Eat Right Pregnancy is the perfect time to start eating better, says Yvonne S. Thornton, M.D., M.P.H., a professor of clinical obstetrics and gynecology at Cornell University Weill Medical College in New York. You’ll never be more motivated, and the more you learn about nutrition now, the less likely you’ll head into your next pregnancy heavier than ever.
Some experts believe that to prevent birth defects, overweight women need extra pre-conception intake of folate, also known as folic acid. Once pregnant, Phelan advises shooting for 1,800 to 2,200 high-quality calories daily, depending on height and target weight. “Many overweight women don’t gain all that much on a healthy pregnancy diet because they’re no longer eating empty calories,” she says.
Manage Weight Gain There’s nothing I can do about my weight now, many an overweight pregnant woman has thought. I’ll worry about it after my baby is born. But while pregnancy is no time to diet, it’s also not a green light for overindulgence. “The eating-for-two mentality has contributed to the obesity crisis,” Thornton says. “Pregnancy only takes 300 extra calories per day.” That’s the equivalent of just three cups of nonfat milk.

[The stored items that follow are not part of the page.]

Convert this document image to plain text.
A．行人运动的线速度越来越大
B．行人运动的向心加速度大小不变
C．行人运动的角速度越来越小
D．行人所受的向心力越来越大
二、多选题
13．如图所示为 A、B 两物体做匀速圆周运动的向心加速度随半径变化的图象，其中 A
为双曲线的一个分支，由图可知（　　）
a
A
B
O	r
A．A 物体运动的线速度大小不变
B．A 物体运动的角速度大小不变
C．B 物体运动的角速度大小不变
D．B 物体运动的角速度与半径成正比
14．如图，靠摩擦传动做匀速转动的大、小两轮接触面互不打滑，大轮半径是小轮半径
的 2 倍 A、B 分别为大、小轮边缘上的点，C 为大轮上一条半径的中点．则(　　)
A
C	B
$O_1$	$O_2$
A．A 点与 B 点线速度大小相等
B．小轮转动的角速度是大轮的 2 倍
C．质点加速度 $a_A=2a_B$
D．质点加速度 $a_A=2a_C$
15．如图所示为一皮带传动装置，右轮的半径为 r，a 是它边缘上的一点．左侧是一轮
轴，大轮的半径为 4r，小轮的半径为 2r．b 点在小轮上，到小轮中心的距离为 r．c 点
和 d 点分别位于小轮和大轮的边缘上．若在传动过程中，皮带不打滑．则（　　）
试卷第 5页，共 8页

If you’re used to overeating, limiting yourself to the neighborhood of 2,000 calories daily may seem like dieting, but if you think of it instead as a prenatal nutrition program, you’ll be more likely to stick to it.
Current medical guidelines recommend a prenatal weight gain of 15 to 25 pounds for overweight women and up to 15 pounds for those who are obese. However, some experts are questioning whether the guidelines encourage women of all sizes to put on too many pounds. “Gaining 25 pounds during pregnancy if you’re already overweight is too much,” Thornton says. “A 15-pound limit should be the goal.”
The good news is that being overweight before pregnancy doesn’t guarantee staying heavy forever. Swedish researchers found women who are overweight before conceiving have no higher risk of retaining their extra weight postpartum than normal-weight women.
Despite the 65 or so pounds Christy McDonald gained during her pregnancies, she’s on her way back to her ideal weight with a focus on good nutrition and walking and cycling with her daughters in tow. “I’ve stopped worrying about what I should do for exercise and started fitting it in when I can. I’m taking baby steps,” she says, “but I’ll get there.”